Alanya’da, muhafazakâr bir otelin çatı katında, denize nazır bir salonda Türkiye’nin artık yalnızca yerel değil, küresel ölçekte de bilinirlik kazanan helal turizm sektörünü konuşuyoruz. Bulunduğumuz basın toplantısına katılanlar arasında Avrupa’nın farklı ülkelerinden gelen Müslüman kadın gazeteciler var. Her biri hem mesleki hem kişisel deneyimlerinden hareketle bu büyüyen sektörü dikkatle inceliyor. Antalya’da bulunmamız da rastlantı değil: Zira Türkiye’deki helal konseptli otellerin yaklaşık yüzde 90’ı bu bölgede, özellikle Alanya ve çevresinde konumlanmış durumda.

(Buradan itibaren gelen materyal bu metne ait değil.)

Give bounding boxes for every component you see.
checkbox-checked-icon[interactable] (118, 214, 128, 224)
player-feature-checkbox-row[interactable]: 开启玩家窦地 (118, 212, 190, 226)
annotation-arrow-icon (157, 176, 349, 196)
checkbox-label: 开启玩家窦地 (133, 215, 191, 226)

Toplantıda her birimiz, farklı ülkelerdeki Müslüman toplulukların seyahat tercihlerini, karşılaştıkları zorlukları ve tatilden beklentilerini paylaşıyoruz. Bir yandan kadınlara özel plajlara duyulan ilgi dile getirilirken, diğer yandan konforlu ama aynı zamanda İslami değerlere saygılı bir tatil deneyiminin nasıl mümkün olabileceği tartışılıyor. Zaman zaman da eleştiriliyor ama genel hava pozitif.

Konuşmalar ortak bir noktada buluşuyor: “Helal turizm” artık yalnızca bir alternatif değil, giderek büyüyen ve görmezden gelinemeyecek kadar önemli bir sektör. Ve bugün, Türkiye bu ihtiyaca en güçlü ve kapsamlı yanıtı verebilen ülkelerin başında geliyor; hem de bunu istikrarlı bir şekilde yapmaya devam ederek.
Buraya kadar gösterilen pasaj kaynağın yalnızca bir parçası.